What is the difference between busy-wait and polling? - multithreading

From the Wikipedia article on Polling
Polling, or polled operation, in computer science, refers to actively sampling the status of an external device by a client program as a synchronous activity. Polling is most often used in terms of input/output (I/O), and is also referred to as polled I/O or software driven I/O.
Polling is sometimes used synonymously with busy-wait polling (busy waiting). In this situation, when an I/O operation is required the computer does nothing other than check the status of the I/O device until it is ready, at which point the device is accessed. In other words the computer waits until the device is ready.
Polling also refers to the situation where a device is repeatedly checked for readiness, and if it is not the computer returns to a different task. Although not as wasteful of CPU cycles as busy-wait, this is generally not as efficient as the alternative to polling, interrupt driven I/O.
So, when a thread doesn't use the "condition variables", will it be called "polling" for the data change or "busy waiting"?

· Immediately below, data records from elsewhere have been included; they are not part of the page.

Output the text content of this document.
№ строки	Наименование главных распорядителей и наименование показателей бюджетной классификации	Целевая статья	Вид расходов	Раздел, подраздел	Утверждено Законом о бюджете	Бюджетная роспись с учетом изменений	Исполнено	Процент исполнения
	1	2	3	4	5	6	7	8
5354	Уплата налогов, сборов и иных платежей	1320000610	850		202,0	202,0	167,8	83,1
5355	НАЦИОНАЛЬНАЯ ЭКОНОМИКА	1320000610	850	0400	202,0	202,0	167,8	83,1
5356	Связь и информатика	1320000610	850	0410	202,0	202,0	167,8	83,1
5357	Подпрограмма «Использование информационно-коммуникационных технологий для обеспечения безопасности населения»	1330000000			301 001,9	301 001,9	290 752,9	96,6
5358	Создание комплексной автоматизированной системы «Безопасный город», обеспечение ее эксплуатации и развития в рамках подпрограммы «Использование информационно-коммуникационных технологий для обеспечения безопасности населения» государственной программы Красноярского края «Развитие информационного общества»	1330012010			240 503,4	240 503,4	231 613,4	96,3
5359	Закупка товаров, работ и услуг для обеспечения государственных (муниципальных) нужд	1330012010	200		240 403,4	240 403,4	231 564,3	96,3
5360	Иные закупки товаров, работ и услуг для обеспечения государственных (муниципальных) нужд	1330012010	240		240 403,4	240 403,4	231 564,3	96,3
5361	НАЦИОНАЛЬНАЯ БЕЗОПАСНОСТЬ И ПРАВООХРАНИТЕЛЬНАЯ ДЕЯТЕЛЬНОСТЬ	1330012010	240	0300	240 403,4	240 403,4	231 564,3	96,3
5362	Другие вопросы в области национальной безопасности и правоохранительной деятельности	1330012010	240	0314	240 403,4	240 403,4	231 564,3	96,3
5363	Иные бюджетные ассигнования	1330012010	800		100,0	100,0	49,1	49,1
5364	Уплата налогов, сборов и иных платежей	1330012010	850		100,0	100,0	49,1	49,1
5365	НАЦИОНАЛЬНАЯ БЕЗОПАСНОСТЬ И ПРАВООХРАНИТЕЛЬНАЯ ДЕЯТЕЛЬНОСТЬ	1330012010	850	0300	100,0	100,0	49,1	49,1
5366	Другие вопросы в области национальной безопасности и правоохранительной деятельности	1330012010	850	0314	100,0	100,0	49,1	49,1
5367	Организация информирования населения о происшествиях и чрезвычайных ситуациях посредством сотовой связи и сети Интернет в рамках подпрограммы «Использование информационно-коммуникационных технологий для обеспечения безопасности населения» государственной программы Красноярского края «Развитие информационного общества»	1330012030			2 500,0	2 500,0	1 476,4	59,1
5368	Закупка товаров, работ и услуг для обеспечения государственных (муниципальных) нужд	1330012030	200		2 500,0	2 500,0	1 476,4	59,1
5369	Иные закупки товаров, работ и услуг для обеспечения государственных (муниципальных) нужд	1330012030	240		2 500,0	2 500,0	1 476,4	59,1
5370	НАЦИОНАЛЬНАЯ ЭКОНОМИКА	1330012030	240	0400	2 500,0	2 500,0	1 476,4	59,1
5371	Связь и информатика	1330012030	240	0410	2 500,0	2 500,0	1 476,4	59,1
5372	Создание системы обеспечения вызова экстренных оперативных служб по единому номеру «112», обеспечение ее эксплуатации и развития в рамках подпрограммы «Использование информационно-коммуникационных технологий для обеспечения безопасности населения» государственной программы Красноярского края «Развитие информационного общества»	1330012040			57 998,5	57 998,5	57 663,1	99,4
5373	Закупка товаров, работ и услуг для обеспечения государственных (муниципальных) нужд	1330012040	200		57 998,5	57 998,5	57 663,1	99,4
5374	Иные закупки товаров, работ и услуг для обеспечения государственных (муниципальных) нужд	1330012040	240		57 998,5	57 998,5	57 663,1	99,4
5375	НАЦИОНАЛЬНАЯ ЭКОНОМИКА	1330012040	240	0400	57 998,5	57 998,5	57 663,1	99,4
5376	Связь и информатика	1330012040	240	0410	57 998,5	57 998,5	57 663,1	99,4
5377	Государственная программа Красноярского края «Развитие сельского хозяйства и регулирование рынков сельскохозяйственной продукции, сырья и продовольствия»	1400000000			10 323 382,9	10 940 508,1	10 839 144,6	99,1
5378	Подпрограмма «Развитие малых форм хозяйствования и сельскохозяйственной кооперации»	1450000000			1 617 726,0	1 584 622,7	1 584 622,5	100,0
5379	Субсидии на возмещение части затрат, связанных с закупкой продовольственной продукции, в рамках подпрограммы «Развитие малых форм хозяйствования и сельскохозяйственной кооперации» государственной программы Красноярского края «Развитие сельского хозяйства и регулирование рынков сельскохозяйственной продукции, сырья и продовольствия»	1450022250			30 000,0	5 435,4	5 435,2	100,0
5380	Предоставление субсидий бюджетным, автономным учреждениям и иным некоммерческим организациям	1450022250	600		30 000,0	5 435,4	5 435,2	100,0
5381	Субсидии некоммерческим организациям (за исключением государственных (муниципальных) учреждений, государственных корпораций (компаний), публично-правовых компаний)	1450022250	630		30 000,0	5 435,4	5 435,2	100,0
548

The difference between the two is what the application does between polls.
If a program polls a device say every second, and does something else in the mean time if no data is available (including possibly just sleeping, leaving the CPU available for others), it's polling.
If the program continuously polls the device (or resource or whatever) without doing anything in between checks, it's called a busy-wait.
This isn't directly related to synchronization. A program that blocks on a condition variable (that should signal when a device or resource is available) is neither polling nor busy-waiting. That's more like event-driven/interrupt-driven I/O.
(But for example a thread that loops around a try_lock is a form of polling, and possibly busy-waiting if the loop is tight.)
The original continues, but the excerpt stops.